I laid the pee pee pad near the back of the bunny (the icky part I really didn't want to see--the part that gave me an idea a hawk had been involved in the ordeal) and planned on rolling the bunny toward the pad.  Of course, the wind kept blowing my pee pee pad away and so I had to figure out how I could stand on one corner of the pee pee pad while rolling the dead rabbit onto the pad.

I looked like I was playing a game of Twister, only without the dots.  "Right foot, pee pee pad."  "Left hand, shovel."

This is when I learned how much bunnies weigh.  Boy, this guy was heavier than a bowling ball and I'm not kidding.  I kept thinking how Mr. Bunny weighed as much as our dogs.  Who knew bunnies were so big? They don't look so big when hopping around on our lawn.

It's also when I learned that this guy was "fresh" and still limp.  He wasn't rolling for nothing.  He was fighting back.  His middle would roll but his feet stayed behind.  His feet and back rolled but his head flopped onto the grass.  I couldn't get all the parts to coordinate.

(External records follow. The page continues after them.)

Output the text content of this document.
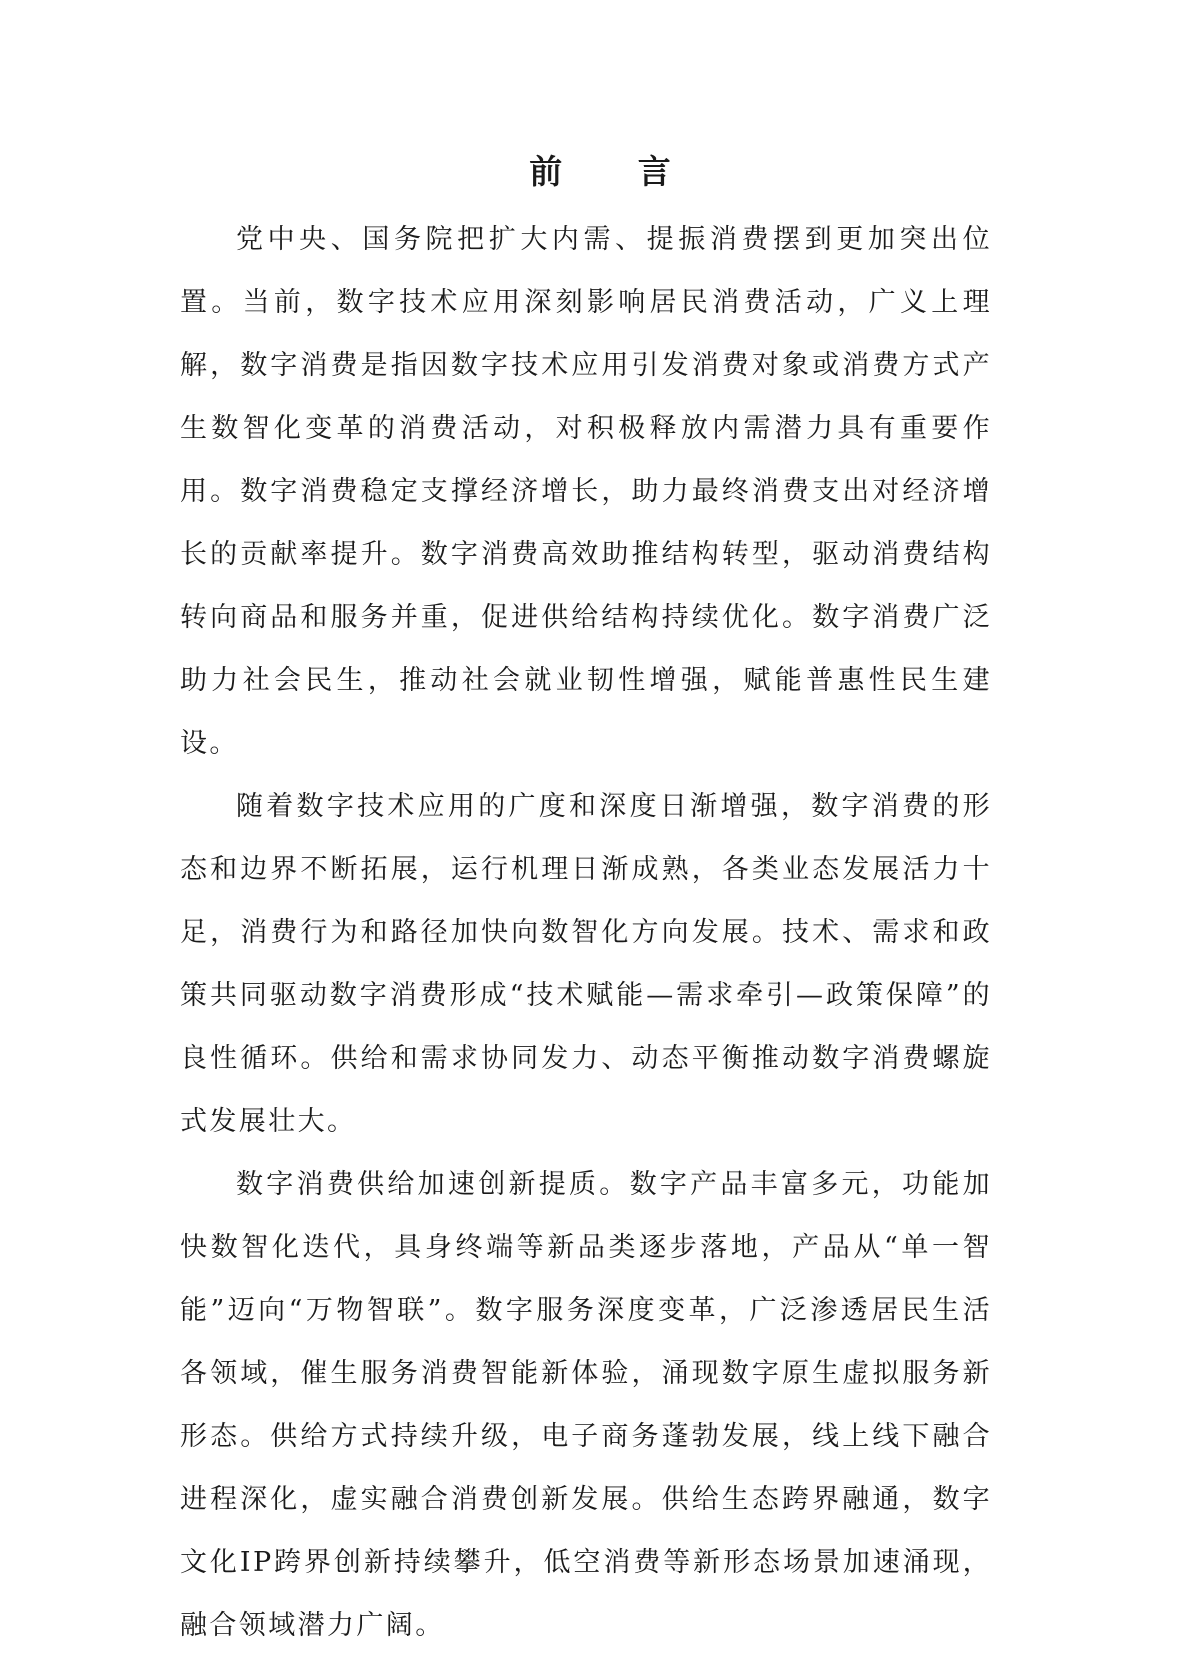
前 言

党中央、国务院把扩大内需、提振消费摆到更加突出位置。当前，数字技术应用深刻影响居民消费活动，广义上理解，数字消费是指因数字技术应用引发消费对象或消费方式产生数智化变革的消费活动，对积极释放内需潜力具有重要作用。数字消费稳定支撑经济增长，助力最终消费支出对经济增长的贡献率提升。数字消费高效助推结构转型，驱动消费结构转向商品和服务并重，促进供给结构持续优化。数字消费广泛助力社会民生，推动社会就业韧性增强，赋能普惠性民生建设。

随着数字技术应用的广度和深度日渐增强，数字消费的形态和边界不断拓展，运行机理日渐成熟，各类业态发展活力十足，消费行为和路径加快向数智化方向发展。技术、需求和政策共同驱动数字消费形成“技术赋能—需求牵引—政策保障”的良性循环。供给和需求协同发力、动态平衡推动数字消费螺旋式发展壮大。

数字消费供给加速创新提质。数字产品丰富多元，功能加快数智化迭代，具身终端等新品类逐步落地，产品从“单一智能”迈向“万物智联”。数字服务深度变革，广泛渗透居民生活各领域，催生服务消费智能新体验，涌现数字原生虚拟服务新形态。供给方式持续升级，电子商务蓬勃发展，线上线下融合进程深化，虚实融合消费创新发展。供给生态跨界融通，数字文化IP跨界创新持续攀升，低空消费等新形态场景加速涌现，融合领域潜力广阔。
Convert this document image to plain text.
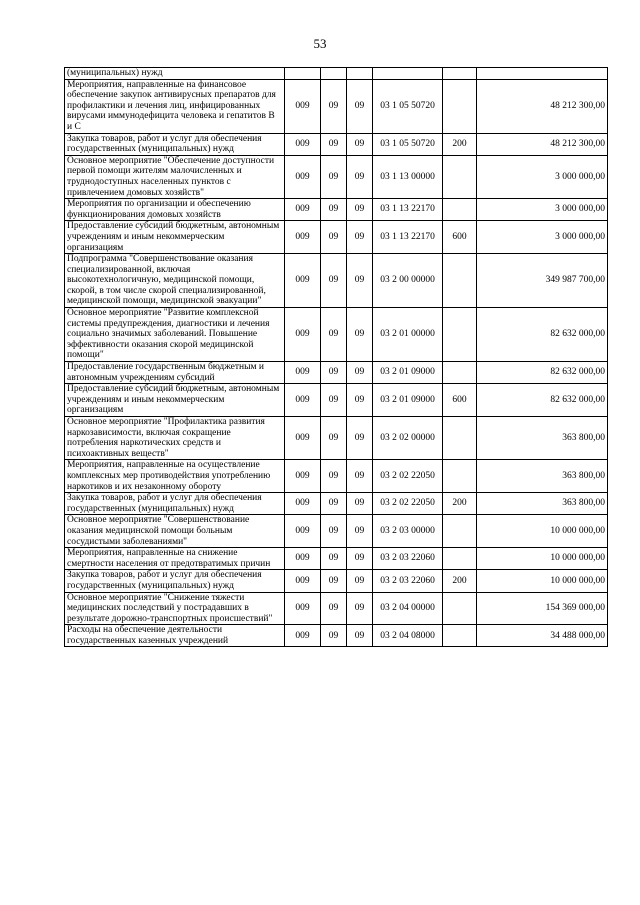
53
(муниципальных) нужд						
Мероприятия, направленные на финансовое обеспечение закупок антивирусных препаратов для профилактики и лечения лиц, инфицированных вирусами иммунодефицита человека и гепатитов В и С	009	09	09	03 1 05 50720		48 212 300,00
Закупка товаров, работ и услуг для обеспечения государственных (муниципальных) нужд	009	09	09	03 1 05 50720	200	48 212 300,00
Основное мероприятие "Обеспечение доступности первой помощи жителям малочисленных и труднодоступных населенных пунктов с привлечением домовых хозяйств"	009	09	09	03 1 13 00000		3 000 000,00
Мероприятия по организации и обеспечению функционирования домовых хозяйств	009	09	09	03 1 13 22170		3 000 000,00
Предоставление субсидий бюджетным, автономным учреждениям и иным некоммерческим организациям	009	09	09	03 1 13 22170	600	3 000 000,00
Подпрограмма "Совершенствование оказания специализированной, включая высокотехнологичную, медицинской помощи, скорой, в том числе скорой специализированной, медицинской помощи, медицинской эвакуации"	009	09	09	03 2 00 00000		349 987 700,00
Основное мероприятие "Развитие комплексной системы предупреждения, диагностики и лечения социально значимых заболеваний. Повышение эффективности оказания скорой медицинской помощи"	009	09	09	03 2 01 00000		82 632 000,00
Предоставление государственным бюджетным и автономным учреждениям субсидий	009	09	09	03 2 01 09000		82 632 000,00
Предоставление субсидий бюджетным, автономным учреждениям и иным некоммерческим организациям	009	09	09	03 2 01 09000	600	82 632 000,00
Основное мероприятие "Профилактика развития наркозависимости, включая сокращение потребления наркотических средств и психоактивных веществ"	009	09	09	03 2 02 00000		363 800,00
Мероприятия, направленные на осуществление комплексных мер противодействия употреблению наркотиков и их незаконному обороту	009	09	09	03 2 02 22050		363 800,00
Закупка товаров, работ и услуг для обеспечения государственных (муниципальных) нужд	009	09	09	03 2 02 22050	200	363 800,00
Основное мероприятие "Совершенствование оказания медицинской помощи больным сосудистыми заболеваниями"	009	09	09	03 2 03 00000		10 000 000,00
Мероприятия, направленные на снижение смертности населения от предотвратимых причин	009	09	09	03 2 03 22060		10 000 000,00
Закупка товаров, работ и услуг для обеспечения государственных (муниципальных) нужд	009	09	09	03 2 03 22060	200	10 000 000,00
Основное мероприятие "Снижение тяжести медицинских последствий у пострадавших в результате дорожно-транспортных происшествий"	009	09	09	03 2 04 00000		154 369 000,00
Расходы на обеспечение деятельности государственных казенных учреждений	009	09	09	03 2 04 08000		34 488 000,00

Needless to say, I finally got him on the pee pee pad and flopped half over Mr. Bunny.  I again started talking aloud, as I needed some encouragement to do the next task: DRAG.THE.BUNNY.

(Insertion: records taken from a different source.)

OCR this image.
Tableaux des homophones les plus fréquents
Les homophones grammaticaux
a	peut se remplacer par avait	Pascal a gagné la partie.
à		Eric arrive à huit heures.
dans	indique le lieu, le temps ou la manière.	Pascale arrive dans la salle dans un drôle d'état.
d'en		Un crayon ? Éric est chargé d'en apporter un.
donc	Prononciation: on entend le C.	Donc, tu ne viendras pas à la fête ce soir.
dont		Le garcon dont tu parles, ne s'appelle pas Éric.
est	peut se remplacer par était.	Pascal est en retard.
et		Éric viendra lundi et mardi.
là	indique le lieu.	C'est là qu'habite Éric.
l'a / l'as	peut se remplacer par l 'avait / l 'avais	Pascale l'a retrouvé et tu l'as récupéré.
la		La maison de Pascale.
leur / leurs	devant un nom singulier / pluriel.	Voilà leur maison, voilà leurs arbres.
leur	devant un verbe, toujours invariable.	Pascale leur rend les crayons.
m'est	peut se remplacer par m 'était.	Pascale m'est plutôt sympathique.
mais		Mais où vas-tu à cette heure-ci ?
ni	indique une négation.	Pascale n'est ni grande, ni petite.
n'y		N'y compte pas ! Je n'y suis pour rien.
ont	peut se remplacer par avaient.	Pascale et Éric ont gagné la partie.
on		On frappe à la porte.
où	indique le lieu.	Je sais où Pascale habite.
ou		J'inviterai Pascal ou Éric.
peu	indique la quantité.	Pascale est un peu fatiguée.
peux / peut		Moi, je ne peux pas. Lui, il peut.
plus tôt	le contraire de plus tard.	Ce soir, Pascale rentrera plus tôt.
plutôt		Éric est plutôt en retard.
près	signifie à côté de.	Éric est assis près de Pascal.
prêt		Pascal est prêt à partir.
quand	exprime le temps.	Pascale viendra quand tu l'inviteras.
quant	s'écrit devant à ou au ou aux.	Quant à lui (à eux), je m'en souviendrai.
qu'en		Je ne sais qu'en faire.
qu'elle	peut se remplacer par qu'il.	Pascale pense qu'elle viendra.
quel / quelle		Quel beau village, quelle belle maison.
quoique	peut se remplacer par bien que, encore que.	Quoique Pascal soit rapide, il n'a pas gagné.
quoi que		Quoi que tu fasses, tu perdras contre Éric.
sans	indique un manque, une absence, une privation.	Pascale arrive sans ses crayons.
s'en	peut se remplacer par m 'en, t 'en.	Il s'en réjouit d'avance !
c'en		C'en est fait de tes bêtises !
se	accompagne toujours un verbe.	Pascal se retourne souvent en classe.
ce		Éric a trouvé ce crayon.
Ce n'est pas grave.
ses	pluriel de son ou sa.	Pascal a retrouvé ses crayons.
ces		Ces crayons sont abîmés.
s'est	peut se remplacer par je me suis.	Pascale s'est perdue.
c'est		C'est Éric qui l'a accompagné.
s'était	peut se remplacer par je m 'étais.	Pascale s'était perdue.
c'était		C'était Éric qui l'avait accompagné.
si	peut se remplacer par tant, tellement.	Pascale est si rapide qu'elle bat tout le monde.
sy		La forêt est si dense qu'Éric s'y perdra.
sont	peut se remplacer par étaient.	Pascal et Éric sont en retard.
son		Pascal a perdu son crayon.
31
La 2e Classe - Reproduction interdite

Oh, my I did not enjoy dragging that bunny.  The wind made it harder, as my garbage bag was whipping all over the place. I didn't want him to fall off the pee pee pad but I had to move him to get him into the bag.

It took a lot of work to get that damn bunny into the bag.  

Once in the bag, I put him in another bag.  Double bagging seemed important.  I thought about triple bagging, but that seemed a bit much.

I then did something that most people probably wouldn't have done: I wrote "DEAD BUNNY" on both sides of the bag.  Hey, I didn't want anyone thinking there was something fun in the bag.

I texted the wife and sent her some photos--none graphic, of course.  After asking me "are you sure it's not a coyote?" she texted me she'd call the county and have them remove the bunny from our property.  When she asked where he'd be, so she could tell the county guy, I assured her "He's under the pine tree, in a white garbage bag labeled DEAD BUNNY."

No missing that.

I'm glad to report that the dead bunny bag was gone by bed time.  Either the county guy came along and got our "road kill" or someone got a big surprise....

.....hopefully not a seven year old looking for Peter Cotton Tail.